E me batia na cabeça, os mesmos tapas, as mesmas dores, os mesmos olhares trocados sem se ver. Eu não a via, aquela não era a minha mãe e eu nunca vi o Senhor - embora ele esteja aqui, nesse momento, meus olhos, cegos, jamais o viram. Ajoelhada, eu começava em sussurros, encarava o olhar de minha mãe e aumentava o volume até que eu travava. Não sabia continuar aquela reza sem oração, sem conversa sincera: naquela época, Deus era malvado.

Eu fechava os olhos e, em minha cabeça, velhas se arrumavam naquela mesma sala, ao redor de uma mesa redonda coberta com um pano de renda branca, uma jarra de água e uma bíblia que pesava mais do que eu e meus três irmãos juntos. As velhas começavam os cânticos, a gritaria e todas as outras coisas comuns de velhas. Eu, com os olhos fechados, tentava me lembrar o que elas diziam, por quem elas gritavam, mas não me lembrava de nada além do fio descompassado da barba branca de uma velha negra que deveria ter seus dois metros de altura.

E eu apanhava.

- Você vai pro inferno! Dizia minha mãe, os olhos esbugalhados, vermelhos, sedentos. Aquilo me assustou e amedrontou toda a infância. Até mesmo hoje, mais de sessenta anos depois, sou capaz de fechar os olhos e ver os dela. Eu ficava ajoelhada, por cima dos grãos, meu joelho ardia, sangrava, triturava-se, enquanto minha mãe gritava os versos para eu repetir em voz ainda mais alta. E enquanto ela fazia isso, eu me perguntava sobre os verdadeiros propósitos de Deus. Comigo a gritar repetidamente os gritos de mainha, com as mãos em concha, chorando e sangrando, desconfiava que o propósito maior de Deus era o de ficar surdo.

Ali, aqueles grãos bem arrumadinhos, jogados no canto da parede, me fizeram desadormecer tudo o que estava quieto, no seu canto. Enfiaram um dedo dentro de uma ferida eterna que não se cicatriza. Aquela dor era como se pus escorresse entre minhas veias e eu fosse feita de matérias descartável - Eu sou, nós somos, eles serão... mas a beleza da vida é passar sem perceber esse detalhe.

A rasa felicidade em ter aprendido o pai nosso durou algumas semanas até ter voltado à esquecê-lo. Eu não estudava, mal sabia juntar as letras, então eu prestava atenção no que mainha estava gritando e ficava repetindo no quarto. Deus enjoou de minha voz. Eu dizia pra ele: olhe só, é ensaio, pode ir resolver seus outros problemas e me deixe aqui ensaiando. Deus acabou me deixando no ensaio e jamais voltou quando precisava apresentar o meu teatro. Minha mãe chegava, eu dizia: "Deus!" - Mas não ouvia resposta.

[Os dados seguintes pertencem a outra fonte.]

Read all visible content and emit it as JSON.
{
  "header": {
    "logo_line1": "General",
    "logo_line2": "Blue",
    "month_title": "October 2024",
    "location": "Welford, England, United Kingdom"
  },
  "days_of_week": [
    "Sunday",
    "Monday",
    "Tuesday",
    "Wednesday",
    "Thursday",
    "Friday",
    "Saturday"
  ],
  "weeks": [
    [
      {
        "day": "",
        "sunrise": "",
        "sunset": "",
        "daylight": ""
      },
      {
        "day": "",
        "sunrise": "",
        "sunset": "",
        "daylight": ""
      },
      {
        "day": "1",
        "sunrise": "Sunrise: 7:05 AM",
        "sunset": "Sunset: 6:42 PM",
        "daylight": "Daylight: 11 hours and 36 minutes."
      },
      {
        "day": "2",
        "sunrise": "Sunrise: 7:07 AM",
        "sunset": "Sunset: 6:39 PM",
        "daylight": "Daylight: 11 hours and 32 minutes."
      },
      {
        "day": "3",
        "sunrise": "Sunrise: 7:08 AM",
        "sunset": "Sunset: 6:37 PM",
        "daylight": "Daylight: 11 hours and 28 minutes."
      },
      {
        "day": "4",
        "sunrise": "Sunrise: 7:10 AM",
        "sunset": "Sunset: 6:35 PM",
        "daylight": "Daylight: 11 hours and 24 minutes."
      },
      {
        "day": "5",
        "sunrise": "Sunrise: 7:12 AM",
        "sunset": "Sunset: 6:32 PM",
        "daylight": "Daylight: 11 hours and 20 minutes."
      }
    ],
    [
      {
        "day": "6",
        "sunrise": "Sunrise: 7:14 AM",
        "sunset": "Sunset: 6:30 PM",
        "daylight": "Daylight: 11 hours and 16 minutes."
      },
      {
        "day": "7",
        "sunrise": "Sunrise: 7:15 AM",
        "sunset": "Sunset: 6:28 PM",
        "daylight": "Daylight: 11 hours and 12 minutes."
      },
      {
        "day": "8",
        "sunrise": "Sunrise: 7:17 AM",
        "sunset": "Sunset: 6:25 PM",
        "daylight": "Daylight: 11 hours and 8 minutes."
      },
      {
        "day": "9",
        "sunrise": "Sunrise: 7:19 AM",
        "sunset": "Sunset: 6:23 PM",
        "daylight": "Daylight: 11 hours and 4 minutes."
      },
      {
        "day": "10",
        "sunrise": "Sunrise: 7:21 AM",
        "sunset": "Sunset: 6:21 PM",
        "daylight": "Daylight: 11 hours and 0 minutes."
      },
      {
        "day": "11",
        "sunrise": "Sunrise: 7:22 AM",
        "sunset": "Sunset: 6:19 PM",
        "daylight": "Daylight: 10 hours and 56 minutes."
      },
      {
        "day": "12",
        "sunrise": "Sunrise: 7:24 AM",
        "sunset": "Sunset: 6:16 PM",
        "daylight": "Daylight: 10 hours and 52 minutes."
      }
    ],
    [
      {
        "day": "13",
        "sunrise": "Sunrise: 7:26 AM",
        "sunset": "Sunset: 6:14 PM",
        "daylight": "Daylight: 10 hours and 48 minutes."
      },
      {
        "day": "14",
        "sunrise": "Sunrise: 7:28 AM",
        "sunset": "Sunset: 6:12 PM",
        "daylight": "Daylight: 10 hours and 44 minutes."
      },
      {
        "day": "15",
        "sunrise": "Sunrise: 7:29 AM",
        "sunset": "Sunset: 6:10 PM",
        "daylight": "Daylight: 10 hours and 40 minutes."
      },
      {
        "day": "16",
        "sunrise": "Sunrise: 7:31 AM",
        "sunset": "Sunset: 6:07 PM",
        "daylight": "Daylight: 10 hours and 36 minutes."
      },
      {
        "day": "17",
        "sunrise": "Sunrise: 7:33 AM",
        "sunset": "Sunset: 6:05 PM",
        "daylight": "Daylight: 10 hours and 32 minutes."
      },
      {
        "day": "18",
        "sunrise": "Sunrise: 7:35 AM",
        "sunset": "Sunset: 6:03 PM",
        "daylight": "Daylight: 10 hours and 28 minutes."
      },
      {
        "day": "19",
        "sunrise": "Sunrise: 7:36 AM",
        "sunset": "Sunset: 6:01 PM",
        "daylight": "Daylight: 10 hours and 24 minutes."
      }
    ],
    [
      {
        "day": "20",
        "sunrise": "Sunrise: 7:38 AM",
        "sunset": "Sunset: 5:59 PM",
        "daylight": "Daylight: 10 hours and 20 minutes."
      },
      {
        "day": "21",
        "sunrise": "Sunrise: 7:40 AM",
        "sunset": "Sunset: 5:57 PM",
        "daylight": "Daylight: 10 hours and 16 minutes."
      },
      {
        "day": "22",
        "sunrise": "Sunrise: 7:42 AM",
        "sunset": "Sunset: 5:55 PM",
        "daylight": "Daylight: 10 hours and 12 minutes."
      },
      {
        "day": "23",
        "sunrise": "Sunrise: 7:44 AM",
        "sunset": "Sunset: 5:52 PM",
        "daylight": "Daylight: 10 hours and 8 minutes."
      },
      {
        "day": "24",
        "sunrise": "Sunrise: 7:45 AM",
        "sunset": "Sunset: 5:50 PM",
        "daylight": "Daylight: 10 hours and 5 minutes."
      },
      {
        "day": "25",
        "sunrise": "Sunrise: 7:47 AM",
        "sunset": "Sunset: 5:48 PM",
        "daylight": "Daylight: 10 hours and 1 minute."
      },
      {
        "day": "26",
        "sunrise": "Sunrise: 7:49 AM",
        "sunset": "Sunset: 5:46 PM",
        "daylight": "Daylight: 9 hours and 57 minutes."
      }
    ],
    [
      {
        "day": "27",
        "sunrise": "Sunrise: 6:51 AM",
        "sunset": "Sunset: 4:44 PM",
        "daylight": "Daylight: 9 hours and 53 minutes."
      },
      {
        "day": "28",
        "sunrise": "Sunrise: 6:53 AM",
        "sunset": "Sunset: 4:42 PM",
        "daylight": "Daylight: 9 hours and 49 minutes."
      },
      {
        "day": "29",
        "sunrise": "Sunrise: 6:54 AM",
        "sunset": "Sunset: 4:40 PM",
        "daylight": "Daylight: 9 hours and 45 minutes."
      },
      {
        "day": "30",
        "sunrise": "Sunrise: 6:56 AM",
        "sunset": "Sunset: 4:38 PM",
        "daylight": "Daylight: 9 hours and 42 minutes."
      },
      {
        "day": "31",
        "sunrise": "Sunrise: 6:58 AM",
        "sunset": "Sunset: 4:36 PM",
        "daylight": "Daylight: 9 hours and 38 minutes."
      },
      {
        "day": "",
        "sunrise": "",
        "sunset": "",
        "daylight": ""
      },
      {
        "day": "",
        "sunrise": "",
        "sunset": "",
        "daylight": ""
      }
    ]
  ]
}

Anos depois, uma batidinha em minhas costas explicaria que "tudo é assim mesmo, tudo tem de ser". Mas minhas amigas não sentiram o doer do sangue pisado a moer ossos e alma. Minhas colegas não sabem o pavor em abafar um riso tímido ao imaginar o céu com todas aquelas velhas chatas e barulhentas e como a casa de Deus era ensurdecedora e chata, só de pensar em todas aquelas velhas indo para lá. Falando em Deus, ele me deve algumas moedas, mas essa dívida material é entre eu e ele, ele e eu.


Ainda moça, ia pro rio que ficava distante seus dois, três quilômetros.  Em minha casa não tínhamos água e eu dava duas idas e duas voltas para encher baldes d'água. Um, eu trazia na cabeça, equilibrado; outro, equilibrava-se na barriga dura de verme e doença. Na volta, um cidadão sempre me parava para pegar de mim uma ou duas moedas. Eu separava pra ele da carteira de minha mãe. Quando ela me viu, pela fresta da porta, a mexer em suas gavetas atrás de sua carteira, levei uma surra e pedi perdão ao Senhor. Quando eu passei pelo homem sem as moedas, voltei a apanhar - mas dele, que com sua dor de fome, não raciocinava sobre o mundo. 

E quem é que poderia raciocinar sobre o mundo? Estamos morrendo de fome e de frio em todos os lugares e Deus.